Digital Tbucket Tank (DTT)

Pharmaceutical companies are investing in quantum computing to find new drugs

Recent actions by IT giants like Google and pharmaceutical companies suggest that the first really useful application of quantum computers related to working on new calculations drugs could be. quantum computers will - at least theoretically - have a performance that cannot be achieved by classic computers. This follows directly from the principle of how they work. In addition, a small excursion to the Qubit world:

Image source: Pixabay

The smallest unit of information is a bit. It is represented by "0" or "1". If we imagine a set of three bits, each of which can store the value "0" or "1", we can create 8 different combinations of ones and zeros (2 ^ 3). In the classic computer, however, we can only write one of these combinations at a given moment and we will only perform calculations on one. in the quantum computers however, we don't have bits, but quantum bits, qubits. And from the laws of quantum mechanics we know that the qubit does not have a fixed value. It can therefore take on both values ​​at the same time: "0" and "1". This is known as superposition. And that means that we can store all possible combinations of zeros and ones at any point in time and use them to perform calculations. This in turn shows that a three-bit quantum computer - at least in theory - is eight times faster than a classic three-bit computer. Since we have 64-bitprocessors use it is easy to calculate that a 64 bitquantum computers... 18 trillion (2 ^ 64) times faster than a classic computer.

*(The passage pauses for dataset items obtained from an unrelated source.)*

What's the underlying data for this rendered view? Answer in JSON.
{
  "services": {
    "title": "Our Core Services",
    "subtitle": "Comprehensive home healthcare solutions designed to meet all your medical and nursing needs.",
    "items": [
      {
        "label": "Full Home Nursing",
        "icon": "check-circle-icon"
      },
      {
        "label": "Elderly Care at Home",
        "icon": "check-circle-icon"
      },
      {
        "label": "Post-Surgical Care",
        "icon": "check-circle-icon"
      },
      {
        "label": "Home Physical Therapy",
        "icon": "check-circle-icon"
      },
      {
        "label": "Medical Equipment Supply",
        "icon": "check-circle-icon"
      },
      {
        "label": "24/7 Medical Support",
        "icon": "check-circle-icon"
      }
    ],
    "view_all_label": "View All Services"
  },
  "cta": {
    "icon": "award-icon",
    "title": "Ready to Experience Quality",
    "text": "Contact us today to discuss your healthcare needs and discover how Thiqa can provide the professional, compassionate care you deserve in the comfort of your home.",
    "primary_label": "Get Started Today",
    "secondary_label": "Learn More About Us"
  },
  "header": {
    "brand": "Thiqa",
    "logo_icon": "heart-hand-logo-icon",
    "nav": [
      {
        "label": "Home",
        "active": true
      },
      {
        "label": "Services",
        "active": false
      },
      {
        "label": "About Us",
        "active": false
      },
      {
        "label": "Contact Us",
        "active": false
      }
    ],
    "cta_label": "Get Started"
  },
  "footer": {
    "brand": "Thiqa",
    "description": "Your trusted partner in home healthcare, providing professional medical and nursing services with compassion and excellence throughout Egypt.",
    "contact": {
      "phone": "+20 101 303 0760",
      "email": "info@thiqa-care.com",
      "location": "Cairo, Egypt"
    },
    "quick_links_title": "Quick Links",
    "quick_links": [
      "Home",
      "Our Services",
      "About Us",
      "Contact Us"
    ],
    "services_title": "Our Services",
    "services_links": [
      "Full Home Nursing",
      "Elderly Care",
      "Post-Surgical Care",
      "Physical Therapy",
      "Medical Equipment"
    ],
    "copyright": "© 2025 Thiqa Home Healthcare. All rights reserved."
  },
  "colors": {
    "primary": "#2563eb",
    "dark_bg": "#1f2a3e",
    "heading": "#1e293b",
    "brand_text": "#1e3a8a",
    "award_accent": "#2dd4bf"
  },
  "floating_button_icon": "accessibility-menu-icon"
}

The only question that remains is: Why would someone need such a large amount of computing power? It turns out that they would be very useful to pharmaceutical companies. And these companies obviously know that very well. Your recent actions bear witness to this. In January there was the largest private Pharmaceutical company Boehringer Ingelheim announced that it is working with Google to quantum computers to be used in research and development. That same month Roche, the world's largest pharmaceutical company, announced that it had been using it for some time Cambridge Quantum Computing working together to Quantum algorithms for the first Drug research to develop.


Currently they are conventional for this type of research High Performance Computing (HPC) systeme like Supercomputer used. The upper limit of today's HPC's capabilities is precision computing on molecules with a complexity similar to that of a caffeine molecule, says Chad Edwards, director of Cambridge Quantum Computing. The caffeine molecule consists of 24 atoms. In pharmacy, we are dealing with much larger molecules, proteins made up of thousands of atoms. If we want to understand how systems work on the principles of quantum mechanics, that is, how chemistry works, then we need machines that use quantum mechanics at work, Edwards adds. Cambridge Quantum Computing is unable to build quantum computers. It works with Quantum algorithms. A very important area of ​​the work of Cambridge Quantum Computing is that Quantum chemistry. Specialists help solve problems such as finding the molecules that bind most strongly to certain proteins.


However, at the moment we have very primitive ones quantum computers. They are able to do calculations for molecules of 5-10 atoms, while pharmaceutical companies have to work with molecules of 30-40 atoms at least. Therefore, calculations are currently being performed on fragments of molecules and then special calculation methods are used to find out how these fragments will behave together. Edwards says that quantum computers will be faster than conventional computers in the future, but the most important thing is accuracy. Quantum machines will do much more accurate calculations. How high the hopes on quantum computers are shows the fact that large pharmaceutical companies are called a consortium QuPharm founded to accelerate the development of quantum computers for drug manufacturing. QuPharm works with the Quantum Economic Development Consortium (QED-C), which was founded to support the development of commercial quantum computing applications for science and technology. It also works with the Pistoia Alliance, which aims to innovate in the Life Sciences to accelerate.